Die geballte Aufmerksamkeit und die mediale Offenheit von Hustvedt machten es möglich, und da stehen dann auch Klugheit und Literarizität einem Erfolg nicht im Weg. Selbst Bestseller dürfen also anspruchsvoll sein und eine gewisse intellektuelle Herausforderung darstellen, ein beruhigendes, gutes Zeichen.

DDR-, Ukrainekrieg-, und Wenderroman

Dasselbe gilt für den Roman, der diese Woche in der „Spiegel“-Liste hinter den „Ghost Stories“ auf Platz zwei rangiert: Lukas Rietzschels „Sanditz“. Mag bei Hustvedt die Mischung aus ihrer Aura, dem Tod Austers und dem begleitenden Porträtfilm die Resonanz verstärkt haben, so ist es bei Rietzschel nicht zuletzt die DDR, dieser immer noch so rätselhafte Staat, die seinem Roman einen zusätzlichen Schub verschafft hat.

Der 1994 im ostsächsischen Räckelwitz geborene Schriftsteller erzählt in „Sanditz“ die Geschichten einer Familie und ein paar anderer Menschen aus eben jenem fiktiven, in Sachsen gelegenen Sanditz über einen Zeitraum von 1981 bis ins Jahr 2021/2022, also von der DDR über die Wendezeit bis in die ostdeutsche Gegenwart.

Dabei lässt Rietzschel kein Thema aus, das die Menschen seitdem bewegt hat, keine Umwälzungen, die seinen fiktiven Ort schon zu DDR-Zeiten betrafen, nicht die Nachwende-Unruhen, und eine seiner Figuren zieht dann noch in den Ukrainekrieg-, und das ist alles gleichermaßen intelligent wie unterhaltsam erzählt.

„Sanditz“ ist das literarische Pendant zu einer guten Serie, wozu die sehr vielen Perspektivwechsel des Romans natürlich beitragen.
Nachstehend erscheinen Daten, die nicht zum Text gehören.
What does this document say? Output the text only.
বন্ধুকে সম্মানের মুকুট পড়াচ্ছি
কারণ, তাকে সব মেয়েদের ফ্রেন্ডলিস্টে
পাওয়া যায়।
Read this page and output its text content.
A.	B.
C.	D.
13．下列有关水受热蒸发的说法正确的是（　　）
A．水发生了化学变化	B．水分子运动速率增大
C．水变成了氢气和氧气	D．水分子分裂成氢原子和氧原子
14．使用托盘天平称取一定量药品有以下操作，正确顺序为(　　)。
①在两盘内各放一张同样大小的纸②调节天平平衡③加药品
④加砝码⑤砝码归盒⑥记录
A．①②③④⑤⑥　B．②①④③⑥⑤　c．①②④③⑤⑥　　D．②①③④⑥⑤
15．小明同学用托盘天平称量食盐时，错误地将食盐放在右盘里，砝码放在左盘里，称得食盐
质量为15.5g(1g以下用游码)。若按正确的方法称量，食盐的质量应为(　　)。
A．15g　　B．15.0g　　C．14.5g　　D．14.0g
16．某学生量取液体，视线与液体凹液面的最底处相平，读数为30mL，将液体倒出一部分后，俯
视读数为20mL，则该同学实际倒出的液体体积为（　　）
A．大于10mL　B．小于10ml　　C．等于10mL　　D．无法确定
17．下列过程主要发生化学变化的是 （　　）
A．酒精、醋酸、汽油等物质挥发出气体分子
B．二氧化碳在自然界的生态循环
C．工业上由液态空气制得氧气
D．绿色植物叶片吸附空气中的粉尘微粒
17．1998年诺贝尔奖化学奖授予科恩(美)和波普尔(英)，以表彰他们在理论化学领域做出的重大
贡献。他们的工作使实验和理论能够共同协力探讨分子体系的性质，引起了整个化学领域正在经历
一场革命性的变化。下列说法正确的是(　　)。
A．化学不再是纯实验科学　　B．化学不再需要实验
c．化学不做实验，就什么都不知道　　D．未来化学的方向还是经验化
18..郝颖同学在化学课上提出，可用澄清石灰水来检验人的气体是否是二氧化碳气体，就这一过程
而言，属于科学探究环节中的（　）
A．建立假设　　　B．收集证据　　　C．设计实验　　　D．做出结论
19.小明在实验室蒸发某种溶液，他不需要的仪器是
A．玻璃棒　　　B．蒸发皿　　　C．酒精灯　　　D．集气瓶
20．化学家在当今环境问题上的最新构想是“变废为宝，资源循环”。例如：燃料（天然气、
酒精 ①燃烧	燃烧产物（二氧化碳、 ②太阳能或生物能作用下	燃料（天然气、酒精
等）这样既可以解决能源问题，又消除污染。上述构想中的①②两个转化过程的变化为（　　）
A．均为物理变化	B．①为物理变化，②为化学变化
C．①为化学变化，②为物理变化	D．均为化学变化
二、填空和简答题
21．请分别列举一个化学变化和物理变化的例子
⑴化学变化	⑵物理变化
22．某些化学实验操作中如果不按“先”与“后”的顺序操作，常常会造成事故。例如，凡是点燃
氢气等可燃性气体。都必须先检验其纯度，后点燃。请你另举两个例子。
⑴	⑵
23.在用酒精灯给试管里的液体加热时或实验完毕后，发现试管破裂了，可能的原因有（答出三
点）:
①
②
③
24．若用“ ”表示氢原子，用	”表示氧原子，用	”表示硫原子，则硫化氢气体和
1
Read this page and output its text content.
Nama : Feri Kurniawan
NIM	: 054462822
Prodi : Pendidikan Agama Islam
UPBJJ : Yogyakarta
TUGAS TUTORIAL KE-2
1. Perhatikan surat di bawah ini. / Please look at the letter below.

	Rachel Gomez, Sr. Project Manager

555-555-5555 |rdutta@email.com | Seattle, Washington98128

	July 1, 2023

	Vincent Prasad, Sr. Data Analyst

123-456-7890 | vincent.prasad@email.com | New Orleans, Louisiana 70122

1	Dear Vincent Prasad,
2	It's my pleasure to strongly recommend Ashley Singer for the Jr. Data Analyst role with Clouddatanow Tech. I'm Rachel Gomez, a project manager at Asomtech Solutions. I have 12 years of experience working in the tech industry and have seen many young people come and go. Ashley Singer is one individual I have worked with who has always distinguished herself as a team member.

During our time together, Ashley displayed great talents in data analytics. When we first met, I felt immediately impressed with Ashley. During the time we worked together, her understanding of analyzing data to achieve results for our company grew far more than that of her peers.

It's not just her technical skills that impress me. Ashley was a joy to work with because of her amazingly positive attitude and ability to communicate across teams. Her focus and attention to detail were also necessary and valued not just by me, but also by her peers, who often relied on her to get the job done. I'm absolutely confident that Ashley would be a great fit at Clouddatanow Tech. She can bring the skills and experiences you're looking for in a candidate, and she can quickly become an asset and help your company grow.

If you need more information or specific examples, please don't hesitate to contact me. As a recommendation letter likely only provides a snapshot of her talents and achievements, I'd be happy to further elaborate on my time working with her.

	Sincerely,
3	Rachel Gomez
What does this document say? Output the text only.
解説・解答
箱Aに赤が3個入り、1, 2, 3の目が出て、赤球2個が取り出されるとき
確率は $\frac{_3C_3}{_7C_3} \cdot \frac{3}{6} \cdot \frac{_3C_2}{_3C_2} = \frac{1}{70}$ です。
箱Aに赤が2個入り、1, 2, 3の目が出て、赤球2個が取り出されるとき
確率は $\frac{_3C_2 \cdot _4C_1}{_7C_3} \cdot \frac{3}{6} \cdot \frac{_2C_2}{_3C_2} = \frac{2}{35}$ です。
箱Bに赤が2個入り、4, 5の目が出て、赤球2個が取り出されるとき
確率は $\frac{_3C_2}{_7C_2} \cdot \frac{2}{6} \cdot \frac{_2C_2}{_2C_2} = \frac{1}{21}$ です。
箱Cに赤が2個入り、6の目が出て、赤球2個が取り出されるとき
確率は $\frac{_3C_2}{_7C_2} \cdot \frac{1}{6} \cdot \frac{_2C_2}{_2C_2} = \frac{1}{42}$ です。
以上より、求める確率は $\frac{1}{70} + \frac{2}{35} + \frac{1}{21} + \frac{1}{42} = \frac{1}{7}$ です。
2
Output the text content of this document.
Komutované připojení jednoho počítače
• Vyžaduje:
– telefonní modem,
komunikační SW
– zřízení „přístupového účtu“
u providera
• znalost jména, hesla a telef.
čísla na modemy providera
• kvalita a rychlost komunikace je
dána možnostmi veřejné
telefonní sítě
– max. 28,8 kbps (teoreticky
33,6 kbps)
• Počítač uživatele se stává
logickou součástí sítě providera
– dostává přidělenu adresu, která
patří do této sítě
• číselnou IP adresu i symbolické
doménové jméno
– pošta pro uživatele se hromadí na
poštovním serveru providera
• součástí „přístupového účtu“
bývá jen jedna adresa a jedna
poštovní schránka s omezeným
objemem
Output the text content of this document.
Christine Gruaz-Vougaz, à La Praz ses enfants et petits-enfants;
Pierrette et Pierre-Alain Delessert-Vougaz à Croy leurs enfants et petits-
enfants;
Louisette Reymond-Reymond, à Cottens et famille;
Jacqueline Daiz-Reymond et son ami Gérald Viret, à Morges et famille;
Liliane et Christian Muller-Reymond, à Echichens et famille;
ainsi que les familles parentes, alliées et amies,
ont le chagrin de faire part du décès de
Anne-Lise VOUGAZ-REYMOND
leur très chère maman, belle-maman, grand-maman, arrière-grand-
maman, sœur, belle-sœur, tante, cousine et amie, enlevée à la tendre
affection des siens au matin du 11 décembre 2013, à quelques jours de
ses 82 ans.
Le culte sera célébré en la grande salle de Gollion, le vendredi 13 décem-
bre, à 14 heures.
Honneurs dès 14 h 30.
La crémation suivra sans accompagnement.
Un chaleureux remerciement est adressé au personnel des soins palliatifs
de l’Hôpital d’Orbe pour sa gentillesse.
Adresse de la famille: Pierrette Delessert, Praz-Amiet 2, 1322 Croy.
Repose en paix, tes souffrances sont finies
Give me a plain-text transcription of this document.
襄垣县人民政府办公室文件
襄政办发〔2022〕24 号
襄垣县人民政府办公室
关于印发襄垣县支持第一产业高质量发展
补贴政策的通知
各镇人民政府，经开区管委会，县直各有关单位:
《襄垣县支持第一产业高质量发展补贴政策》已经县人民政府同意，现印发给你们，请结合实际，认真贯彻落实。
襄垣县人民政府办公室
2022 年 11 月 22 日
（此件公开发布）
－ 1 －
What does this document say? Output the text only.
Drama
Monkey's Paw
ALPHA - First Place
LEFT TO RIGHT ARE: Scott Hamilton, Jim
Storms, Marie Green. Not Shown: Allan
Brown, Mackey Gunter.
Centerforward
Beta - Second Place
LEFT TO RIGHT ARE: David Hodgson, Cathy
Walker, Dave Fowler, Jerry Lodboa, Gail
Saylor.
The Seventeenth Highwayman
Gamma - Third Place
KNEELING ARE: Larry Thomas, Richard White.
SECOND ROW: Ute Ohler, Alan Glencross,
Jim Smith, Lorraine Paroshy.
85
Tatsächlich ein Wurf, eins der literarischen Highlights dieses Frühjahrs.

Es ist Ostern, Wünsch-dir-was-Zeit. Vielleicht muss diese Bestsellerliste von all denen, die lieber Literatur als Romantasy und anderen Schmock lesen, trotzdem gar nicht ausgeschnitten werden (so wie Fußballfans das gern am ersten oder zweiten Spieltag machen, wenn Vereine wie Heidenheim oder Mainz 05 mal die Tabelle anführen). Denn es erscheint möglich, dass sich „Ghost Stories“ und „Sanditz“ länger ganz oben in den Charts halten. Der Glaube an das Gute ist unerschütterlich.